Für Kenia werden die nächsten beiden Monate zu einem gleichermaßen wichtigen wie schwierigen Test mit Signalwirkungen weit über die Landesgrenzen hinaus. Zwar steigt die Zahl der anerkannten Wahlen in Afrika: In Nigeria kam es im Jahr 2015 zum friedlichen Machtwechsel, in Ghana ein Jahr später ebenfalls. Doch in Kongo-Brazzaville verlängerte Präsident Denis Nguesso seine seit über drei Jahrzehnten anhaltende Regentschaft.

In Uganda ließ sich Yoweri Museveni ein fünftes Mal im Amt bestätigen, während der Oppositionskandidat allein in der Wahlwoche fünfmal vorübergehend festgenommen wurde. In der Demokratischen Republik Kongo hält sich Machthaber Joseph Kabila an der Macht, indem er Neuwahlen blockiert. In Ländern wie Ruanda und Burundi schafften die Präsidenten ein Amtszeitenlimit ab.

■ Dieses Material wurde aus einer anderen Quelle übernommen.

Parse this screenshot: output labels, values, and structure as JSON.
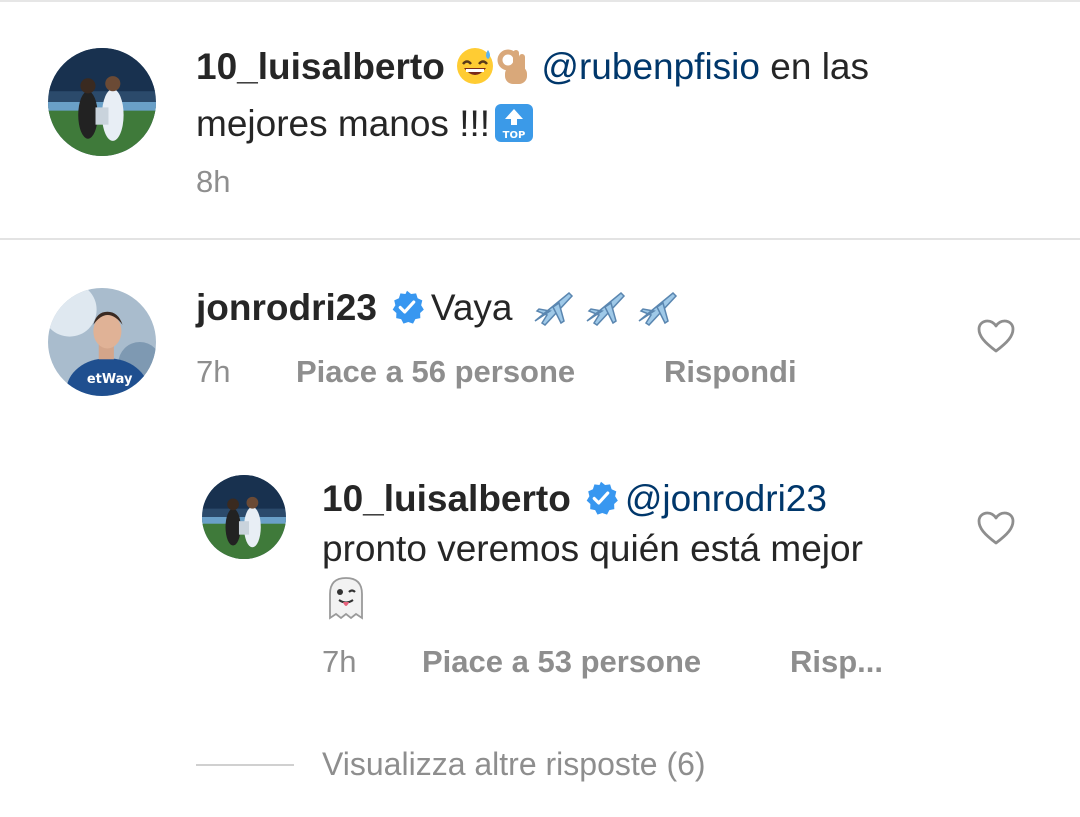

Kenias Regierung scheint willens, der Anordnung des Gerichts zu folgen. 60 Tage sind nicht viel, um glaubwürdige Neuwahlen in einem Land mit 47 Millionen Einwohnern zu organisieren, zumal Odinga die Inhaftierung der kompletten Wahlkommissionsspitze forderte. Auch die Finanzierung dürfte nicht einfach werden – die Kosten der Wahlen im August werden auf rund eine Milliarde Dollar geschätzt. Die Wahlkommission steht unter immensem Druck, im zweiten Anlauf endlich glaubwürdige Wahlen zu gewährleisten. Gelingt das nicht, droht eine Wiederholung der Unruhen des Jahres 2008. Doch das Land könnte letztlich ein starkes Beispiel in einer kritischen Nachbarschaft sein.